Mi vida aterriza
en una playa solitaria,
ya no puedo volar
porque se me murieron las alas.
Que solo está el hombre solo
por la calle, solo,
en los caminos solo,
en el puerto, en la playa,
solo en la taberna
rodeado de gentes.
Que solo está el hombre solo
y sin alas.
Ella
no quería volar muy alto, pero los y las que la conocíamos teníamos que mirar
para arriba siempre que queríamos buscarla. Una herida en el ala la obligó a
estar más tiempo en tierra de lo que ella y nosotros hubiésemos deseado. Y ya
no pudo volar más…
Cuando
comencé a escribir, y luego seleccionar relatos para la colección “Pesadilla en Zocodover” ya sabía yo que
tenía que enfrentar una historia como esta, era inevitable y lo hice como pude,
es decir, reiniciándola mil veces porque no había manera. Necesariamente tenía
que ayudarme ella con sus palabras, con sus pensamientos a escribirla. Sin su
ayuda yo no hubiese podido escribir jamás este relato. Es suyo, más que mío.
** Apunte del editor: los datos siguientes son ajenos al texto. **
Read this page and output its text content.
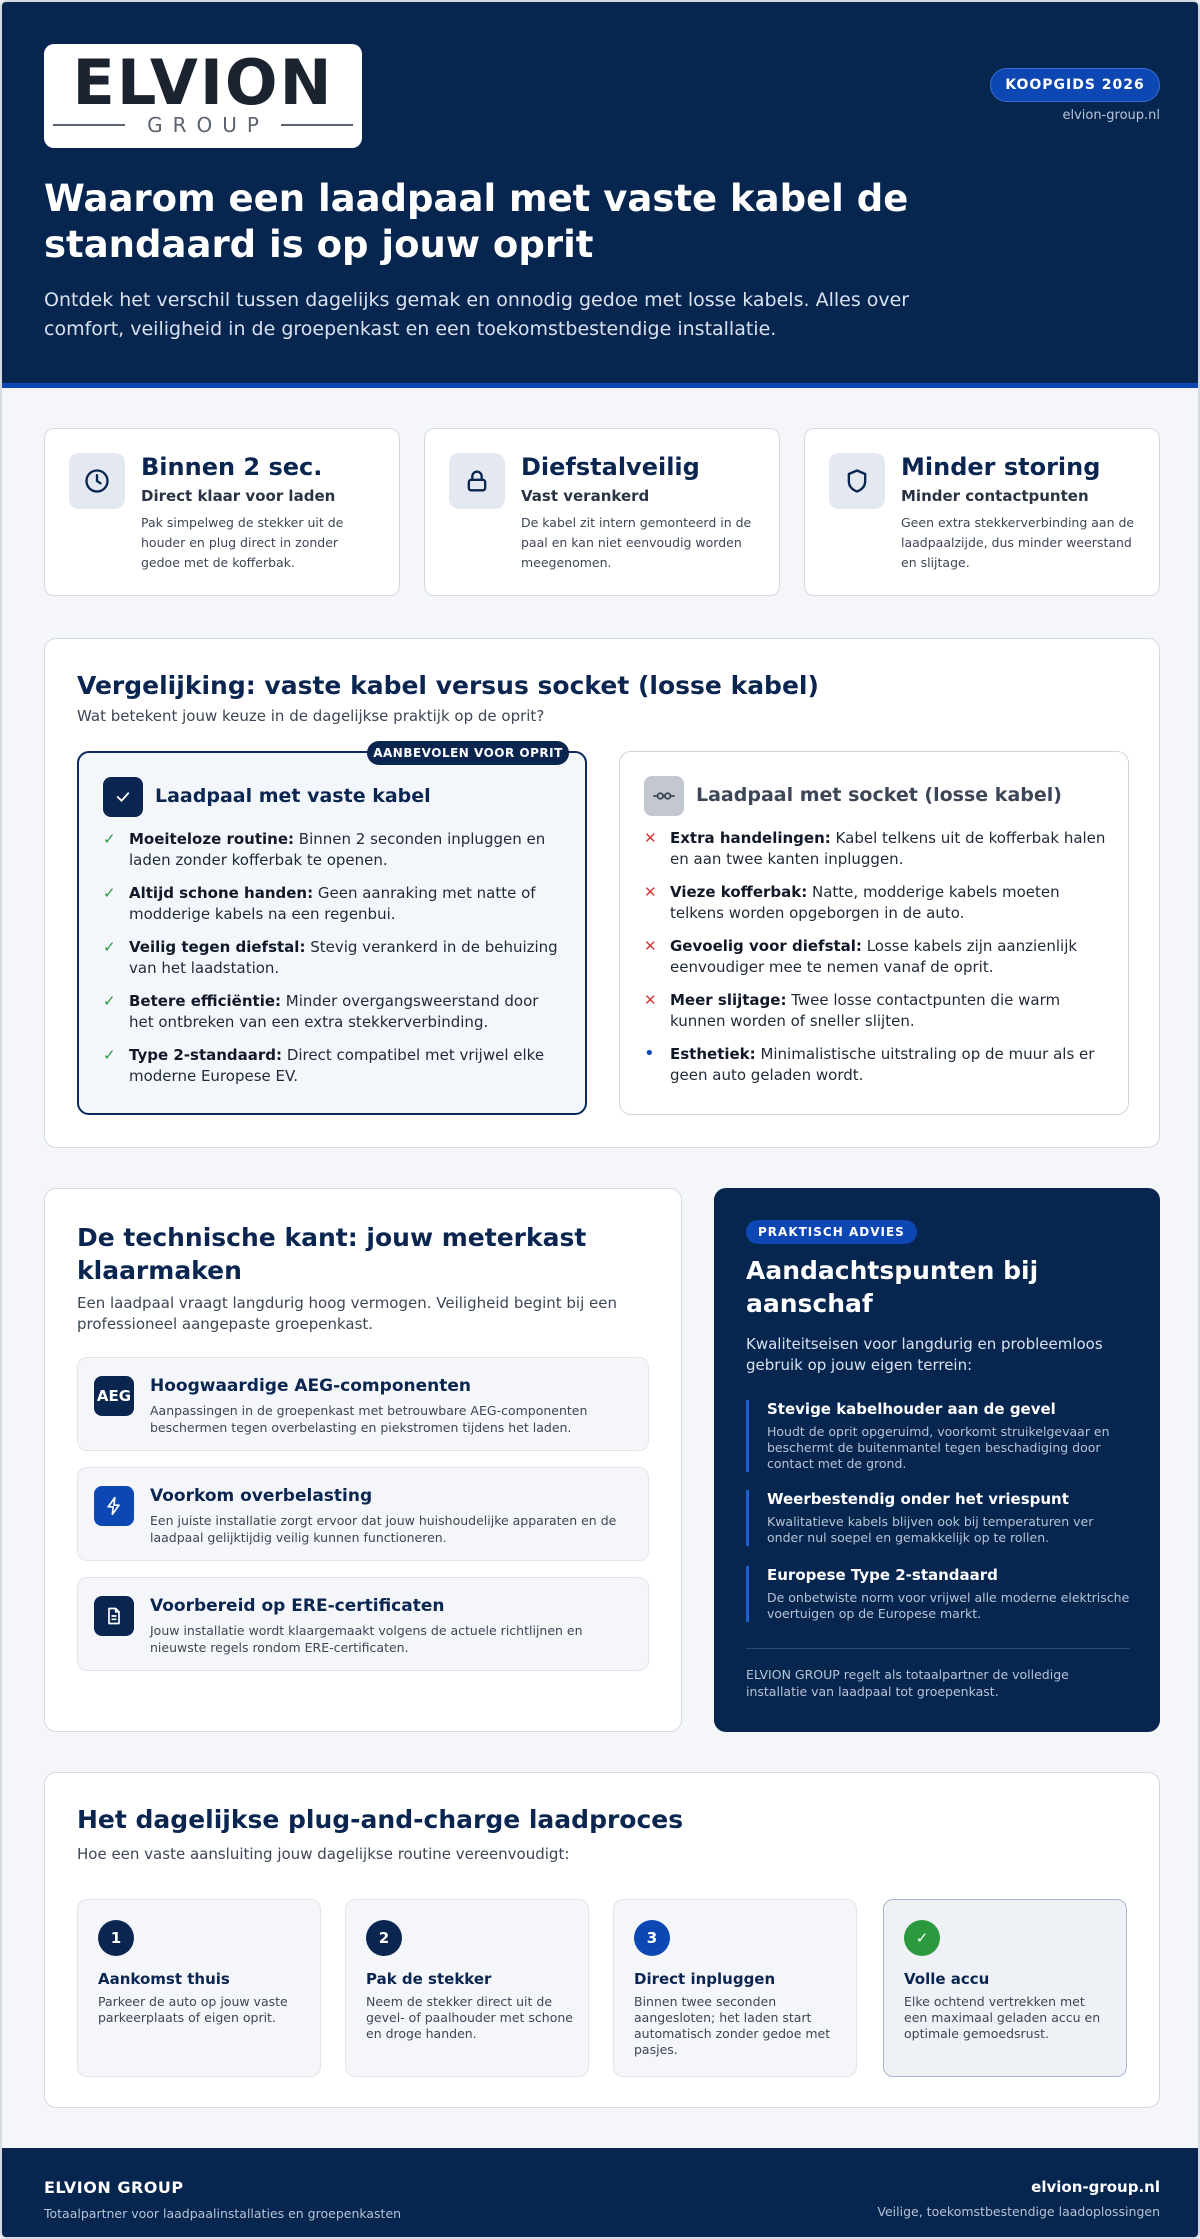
ELVION
GROUP
KOOPGIDS 2026
elvion-group.nl
Waarom een laadpaal met vaste kabel de standaard is op jouw oprit

Ontdek het verschil tussen dagelijks gemak en onnodig gedoe met losse kabels. Alles over comfort, veiligheid in de groepenkast en een toekomstbestendige installatie.

Binnen 2 sec.
Direct klaar voor laden
Pak simpelweg de stekker uit de houder en plug direct in zonder gedoe met de kofferbak.
Diefstalveilig
Vast verankerd
De kabel zit intern gemonteerd in de paal en kan niet eenvoudig worden meegenomen.
Minder storing
Minder contactpunten
Geen extra stekkerverbinding aan de laadpaalzijde, dus minder weerstand en slijtage.
Vergelijking: vaste kabel versus socket (losse kabel)

Wat betekent jouw keuze in de dagelijkse praktijk op de oprit?

AANBEVOLEN VOOR OPRIT
Laadpaal met vaste kabel
✓ Moeiteloze routine: Binnen 2 seconden inpluggen en laden zonder kofferbak te openen.
✓ Altijd schone handen: Geen aanraking met natte of modderige kabels na een regenbui.
✓ Veilig tegen diefstal: Stevig verankerd in de behuizing van het laadstation.
✓ Betere efficiëntie: Minder overgangsweerstand door het ontbreken van een extra stekkerverbinding.
✓ Type 2-standaard: Direct compatibel met vrijwel elke moderne Europese EV.
Laadpaal met socket (losse kabel)
✕ Extra handelingen: Kabel telkens uit de kofferbak halen en aan twee kanten inpluggen.
✕ Vieze kofferbak: Natte, modderige kabels moeten telkens worden opgeborgen in de auto.
✕ Gevoelig voor diefstal: Losse kabels zijn aanzienlijk eenvoudiger mee te nemen vanaf de oprit.
✕ Meer slijtage: Twee losse contactpunten die warm kunnen worden of sneller slijten.
• Esthetiek: Minimalistische uitstraling op de muur als er geen auto geladen wordt.
De technische kant: jouw meterkast klaarmaken

Een laadpaal vraagt langdurig hoog vermogen. Veiligheid begint bij een professioneel aangepaste groepenkast.

AEG Hoogwaardige AEG-componenten
Aanpassingen in de groepenkast met betrouwbare AEG-componenten beschermen tegen overbelasting en piekstromen tijdens het laden.
Voorkom overbelasting
Een juiste installatie zorgt ervoor dat jouw huishoudelijke apparaten en de laadpaal gelijktijdig veilig kunnen functioneren.
Voorbereid op ERE-certificaten
Jouw installatie wordt klaargemaakt volgens de actuele richtlijnen en nieuwste regels rondom ERE-certificaten.
PRAKTISCH ADVIES
Aandachtspunten bij aanschaf

Kwaliteitseisen voor langdurig en probleemloos gebruik op jouw eigen terrein:

Stevige kabelhouder aan de gevel
Houdt de oprit opgeruimd, voorkomt struikelgevaar en beschermt de buitenmantel tegen beschadiging door contact met de grond.
Weerbestendig onder het vriespunt
Kwalitatieve kabels blijven ook bij temperaturen ver onder nul soepel en gemakkelijk op te rollen.
Europese Type 2-standaard
De onbetwiste norm voor vrijwel alle moderne elektrische voertuigen op de Europese markt.
ELVION GROUP regelt als totaalpartner de volledige installatie van laadpaal tot groepenkast.
Het dagelijkse plug-and-charge laadproces

Hoe een vaste aansluiting jouw dagelijkse routine vereenvoudigt:

1
Aankomst thuis
Parkeer de auto op jouw vaste parkeerplaats of eigen oprit.
2
Pak de stekker
Neem de stekker direct uit de gevel- of paalhouder met schone en droge handen.
3
Direct inpluggen
Binnen twee seconden aangesloten; het laden start automatisch zonder gedoe met pasjes.
✓
Volle accu
Elke ochtend vertrekken met een maximaal geladen accu en optimale gemoedsrust.
ELVION GROUP
Totaalpartner voor laadpaalinstallaties en groepenkasten
elvion-group.nl
Veilige, toekomstbestendige laadoplossingen
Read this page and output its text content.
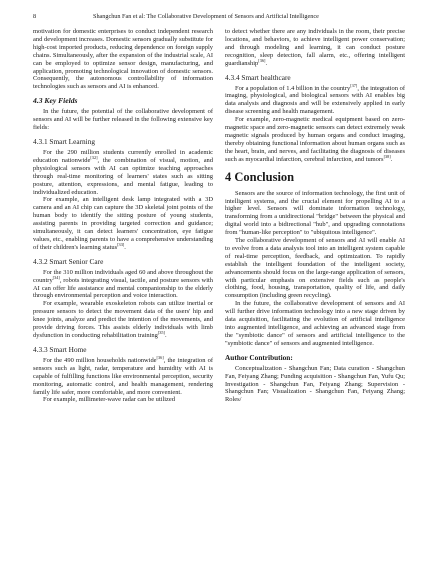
8	Shangchun Fan et al: The Collaborative Development of Sensors and Artificial Intelligence

motivation for domestic enterprises to conduct independent research and development increases. Domestic sensors gradually substitute for high-cost imported products, reducing dependence on foreign supply chains. Simultaneously, after the expansion of the industrial scale, AI can be employed to optimize sensor design, manufacturing, and application, promoting technological innovation of domestic sensors. Consequently, the autonomous controllability of information technologies such as sensors and AI is enhanced.

4.3 Key Fields

In the future, the potential of the collaborative development of sensors and AI will be further released in the following extensive key fields:

4.3.1 Smart Learning

For the 290 million students currently enrolled in academic education nationwide[32], the combination of visual, motion, and physiological sensors with AI can optimize teaching approaches through real-time monitoring of learners' states such as sitting posture, attention, expressions, and mental fatigue, leading to individualized education.

For example, an intelligent desk lamp integrated with a 3D camera and an AI chip can capture the 3D skeletal joint points of the human body to identify the sitting posture of young students, assisting parents in providing targeted correction and guidance; simultaneously, it can detect learners' concentration, eye fatigue values, etc., enabling parents to have a comprehensive understanding of their children's learning status[33].

4.3.2 Smart Senior Care

For the 310 million individuals aged 60 and above throughout the country[34], robots integrating visual, tactile, and posture sensors with AI can offer life assistance and mental companionship to the elderly through environmental perception and voice interaction.

For example, wearable exoskeleton robots can utilize inertial or pressure sensors to detect the movement data of the users' hip and knee joints, analyze and predict the intention of the movements, and provide driving forces. This assists elderly individuals with limb dysfunction in conducting rehabilitation training[35].

4.3.3 Smart Home

For the 490 million households nationwide[36], the integration of sensors such as light, radar, temperature and humidity with AI is capable of fulfilling functions like environmental perception, security monitoring, automatic control, and health management, rendering family life safer, more comfortable, and more convenient.

For example, millimeter-wave radar can be utilized

to detect whether there are any individuals in the room, their precise locations, and behaviors, to achieve intelligent power conservation; and through modeling and learning, it can conduct posture recognition, sleep detection, fall alarm, etc., offering intelligent guardianship[36].

4.3.4 Smart healthcare

For a population of 1.4 billion in the country[37], the integration of imaging, physiological, and biological sensors with AI enables big data analysis and diagnosis and will be extensively applied in early disease screening and health management.

For example, zero-magnetic medical equipment based on zero-magnetic space and zero-magnetic sensors can detect extremely weak magnetic signals produced by human organs and conduct imaging, thereby obtaining functional information about human organs such as the heart, brain, and nerves, and facilitating the diagnosis of diseases such as myocardial infarction, cerebral infarction, and tumors[38].

4 Conclusion

Sensors are the source of information technology, the first unit of intelligent systems, and the crucial element for propelling AI to a higher level. Sensors will dominate information technology, transforming from a unidirectional "bridge" between the physical and digital world into a bidirectional "hub", and upgrading connotations from "human-like perception" to "ubiquitous intelligence".

The collaborative development of sensors and AI will enable AI to evolve from a data analysis tool into an intelligent system capable of real-time perception, feedback, and optimization. To rapidly establish the intelligent foundation of the intelligent society, advancements should focus on the large-range application of sensors, with particular emphasis on extensive fields such as people's clothing, food, housing, transportation, quality of life, and daily consumption (including green recycling).

In the future, the collaborative development of sensors and AI will further drive information technology into a new stage driven by data acquisition, facilitating the evolution of artificial intelligence into augmented intelligence, and achieving an advanced stage from the "symbiotic dance" of sensors and artificial intelligence to the "symbiotic dance" of sensors and augmented intelligence.

Author Contribution:

Conceptualization - Shangchun Fan; Data curation - Shangchun Fan, Feiyang Zhang; Funding acquisition - Shangchun Fan, Yufu Qu; Investigation - Shangchun Fan, Feiyang Zhang; Supervision - Shangchun Fan; Visualization - Shangchun Fan, Feiyang Zhang; Roles/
Sólo actúo como un simple narrador de las sensaciones que se producen ante la
presencia y la ausencia del ser más querido. Y actúo también como notario del
ánimo que tuvo en sus momentos de recogida ante el ala herida.
Ilustración de Cecilia Romero |
Una
amiga, tras leerlo, me dijo que daba toda la impresión de que lo e scribía
realmente ella. ¿Cuál es la realidad? ¿Qué importa qué dedos han ido aplastando
las teclas?. Una vida querida juntos da para mucho, desde luego para saber muy
bien lo que pasa por la cabeza y el corazón del otro. La primera parte de este
relato lo ha escrito Felisita, nadie ha de dudarlo.
Escribir
es como hablar con alguien. Poco importa si la distancia es grande o infinita.
Poco importa si, en definitiva, no tienes a esa persona físicamente delante en
ningún caso. Poco importa que no puedas tener ante tus ojos la respuesta. Si la
conoces, poco importa.
Las
paredes y el techo se aproximan o se alejan según en la casa huela a los aromas
del té, de nueces fragmentadas y de
limón exprimido en lugar del aburrido y triste café instantáneo y el pan
sacrificado en la tostadora. Hay días que se sabe muy bien dónde está la
ventana por la que entran esos rayos que deslumbran el primer despertar. Otros no.